To parallelize the listing of objects, I created a table of every 2 letter/number combination. Then that list of 2 letter combination, once again, becomes split and parallelized by Spark via RDDs. Within each RDD, it was possible to use the --prefix
flag to only return the files that started with the 2 letter combination of the RDD. I played around with different size of letter combinations, but found that the 2 letter combinations worked best to prevent S3 throttling and spreading the work (as always, YMMV).
Also, as a reminder to the reader that S3, being a object store, S3 does not have a file structure and any file structure has been artificially created via the prefix string. Meaning that the --prefix
argument essentially becomes a string startsWith
function for the list objects call. That being said, this process does list all objects with the prefix, meaning that all files in the bucket are listed, but the cost of listing all the objects is far lower than letting an EMR cluster sit idle. As an aside, if a bucket has prefixes that contains separate data sets, e.g.:
you could simply suffix the 2 letter combination with the dataset name to create the prefix (as seen in the example like datasetName1/AA, datasetName1/AB, datasetName1/AC, ...
). But in our case, the files are simply dropped into a bucket.

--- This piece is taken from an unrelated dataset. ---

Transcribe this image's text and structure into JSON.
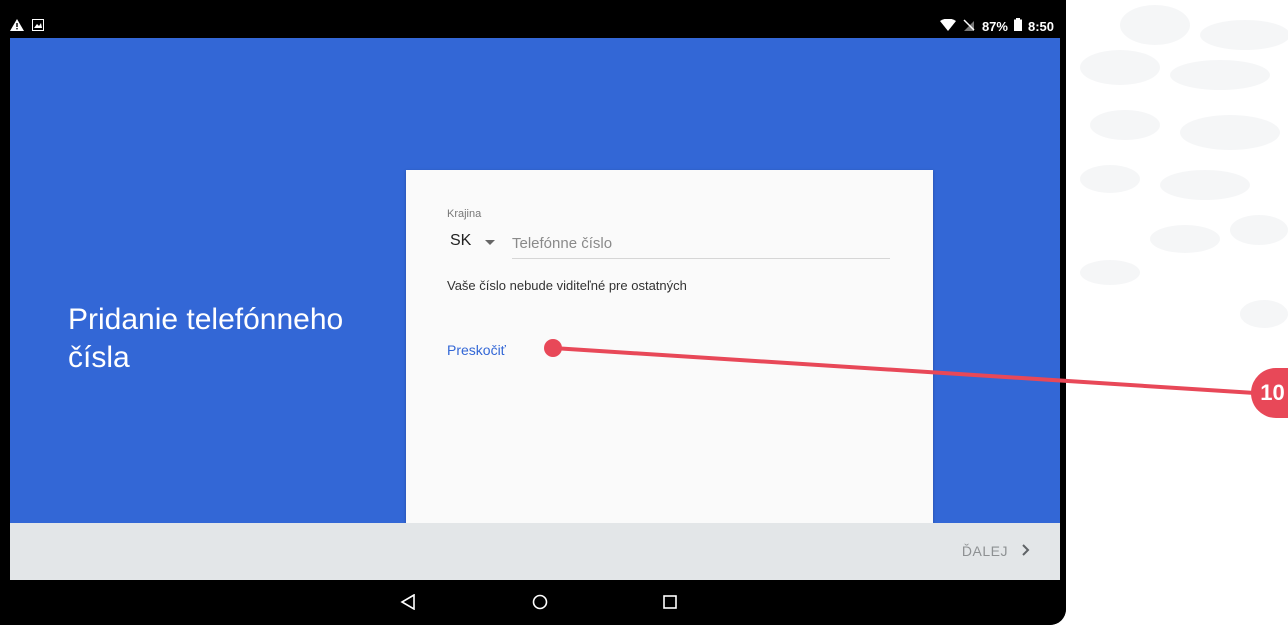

As the files are read, they are filtered by using a lastRead
timestamp and filtering on the objects’ lastModified
date. Only objects after the lastRead
timestamp are then passed on to be read into a dataframe. The filter operation occurs on a List
, which means in Scala, that doing things in parallel means just adding .par
.
This data set happens to be JSON, so we’re able to easily convert the JSON into a dataframe for writing later. The code below shows all of this in action.
Recording Previously Read Files
Keeping with the manifest file idea, we write out the timestamp before the call to the above copyObjectsIntoDataframe
to a file in S3 and read that file back to be used for filtering. We create that timestamp to be written before the function because we want to get all the new files without missing any. An edge case exists where we could read in the same file twice, but that’s handled down stream and therefore not an issue.
Result
The result was that the S3DistCP job went from ~40 minutes to ~1 minute. A 40X improvement.
Summary
S3DistCP is a fantastic tool for copying data from point A to point B and we still use S3DistCP. But any time there’s a need to keep track of files, we try to avoid the use of a manifest file as it’s shown to have performance issues at scale (scale in this case, being time passed).
In both of the above cases, it seems that we were able to get a ~40X improvement in performance by writing our own processes. The 40X seems to be consistent because that’s when the team starts to notice that clusters are starting to run too long and our monitoring starts alerting every time the process runs.
If you’re planning on using S3DistCP with a manifest for long periods of time or for many files, I’d advice rolling your own or using the --copyFromManifest
, which only copies the files specified.